Some would argue that the very term is an oxymoron. But there’s no question about what an essential aspect of cybersecurity it is – or what an ever-growing challenge it is.
The problem is that there are simply more vulnerabilities than companies can realistically expect to patch. And while solutions such as CVSS scores can help you identify the vulnerabilities that are theoretically the most dangerous, the conventional approach to vulnerability management doesn’t do much to help cybersecurity teams identify those vulnerabilities that present the most urgent risk in the real world.
The AI-powered DVE Score offers a new and more effective approach to vulnerability management by evaluating the probability that a given vulnerability will be exploited in the next 90 days. By automatically analyzing Cybersixgill’s unmatched collection of cyber threat intelligence from sources on the deep, dark, and clear web, the DVE Score considers threat actors’ intent when determining the risk level posed by a given vulnerability. This way, the DVE Score – unlike the relatively static CVSS scores – empowers cybersecurity teams to prioritize those vulnerabilities most likely to lead to a cyberattack in the near future.

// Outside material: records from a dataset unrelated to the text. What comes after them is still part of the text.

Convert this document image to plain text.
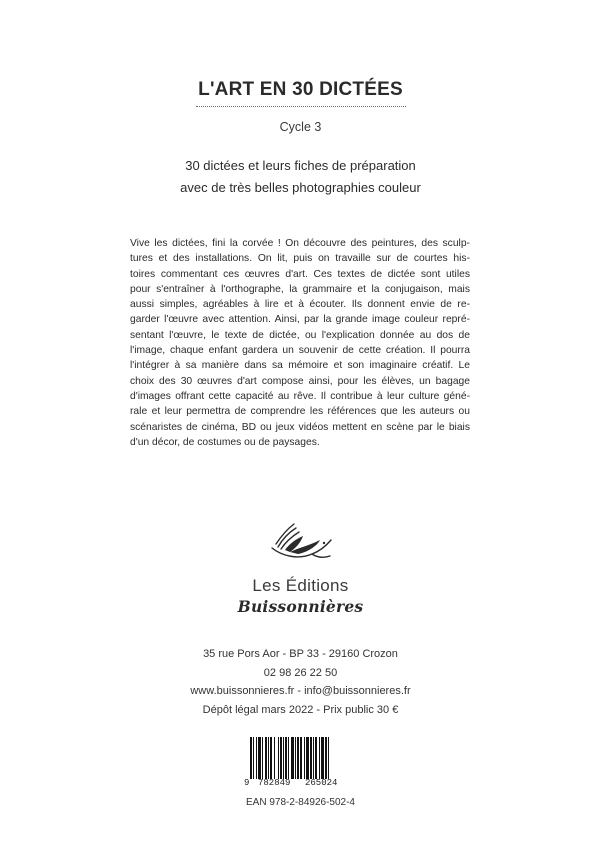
L'ART EN 30 DICTÉES
Cycle 3
30 dictées et leurs fiches de préparation
avec de très belles photographies couleur
Vive les dictées, fini la corvée ! On découvre des peintures, des sculp-
tures et des installations. On lit, puis on travaille sur de courtes his-
toires commentant ces œuvres d'art. Ces textes de dictée sont utiles
pour s'entraîner à l'orthographe, la grammaire et la conjugaison, mais
aussi simples, agréables à lire et à écouter. Ils donnent envie de re-
garder l'œuvre avec attention. Ainsi, par la grande image couleur repré-
sentant l'œuvre, le texte de dictée, ou l'explication donnée au dos de
l'image, chaque enfant gardera un souvenir de cette création. Il pourra
l'intégrer à sa manière dans sa mémoire et son imaginaire créatif. Le
choix des 30 œuvres d'art compose ainsi, pour les élèves, un bagage
d'images offrant cette capacité au rêve. Il contribue à leur culture géné-
rale et leur permettra de comprendre les références que les auteurs ou
scénaristes de cinéma, BD ou jeux vidéos mettent en scène par le biais
d'un décor, de costumes ou de paysages.
Les Éditions
Buissonnières
35 rue Pors Aor - BP 33 - 29160 Crozon
02 98 26 22 50
www.buissonnieres.fr - info@buissonnieres.fr
Dépôt légal mars 2022 - Prix public 30 €
9 782849 265024
EAN 978-2-84926-502-4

Providing Easy Access to Threat Intelligence from the Cybercrime Underground
This new integration comes following the integration of Cybersixgill’s Darkfeed solution with Swimlane earlier this year. That step made it easy for Swimlane customers to take advantage of our collection of threat intelligence from the deep, dark, and clear web in order to stay updated on major cyber risks. Now, with the expansion of our work with Swimlane, these customers can bring that same innovative approach to threat intelligence to the world of vulnerability management.
Why is this approach to threat intel such a game changer? At its core is the realization that the dark web is the go-to channel for threat actors looking to communicate, collaborate, and transact anonymously – making it a valuable source of details on their future plans.
The goods and services sold on dark web markets often include products stolen in previous cyberattacks, tools to be used in future cyberattacks, and products that were acquired in previous attacks in order to be sold and used to facilitate future cyberattacks. Meanwhile, threat actors also use dark web forums to communicate and gather information, leaving footprints that can point to their future plans. As a result, it is common for evidence of planned cybercrimes to appear on the dark web well before it can be found by conventional cyber threat intelligence tools (such as telemetry-based solutions).
By bringing the value of cyber threat intel from the deep, dark, and clear web (combined with the power, scalability, and convenience of automation) to the realm of vulnerability management, the DVE Score offers a system of prioritizing vulnerabilities that reflects the real-world risk that they pose at any given time. As we noted in a recent whitepaper exploring how the DVE Score works, this approach gives organizations the insights they need to identify an urgent vulnerability – even if other threat intel tools have dismissed that vulnerability as irrelevant or obsolete.
In other words, the DVE Score makes it easy for cybersecurity teams to know exactly which vulnerabilities they need to patch next.
And given the time and resources that go into implementing patches – as well as the breakneck pace at which new vulnerabilities and patches are publicized – that information can be the key to making vulnerability management, well, manageable.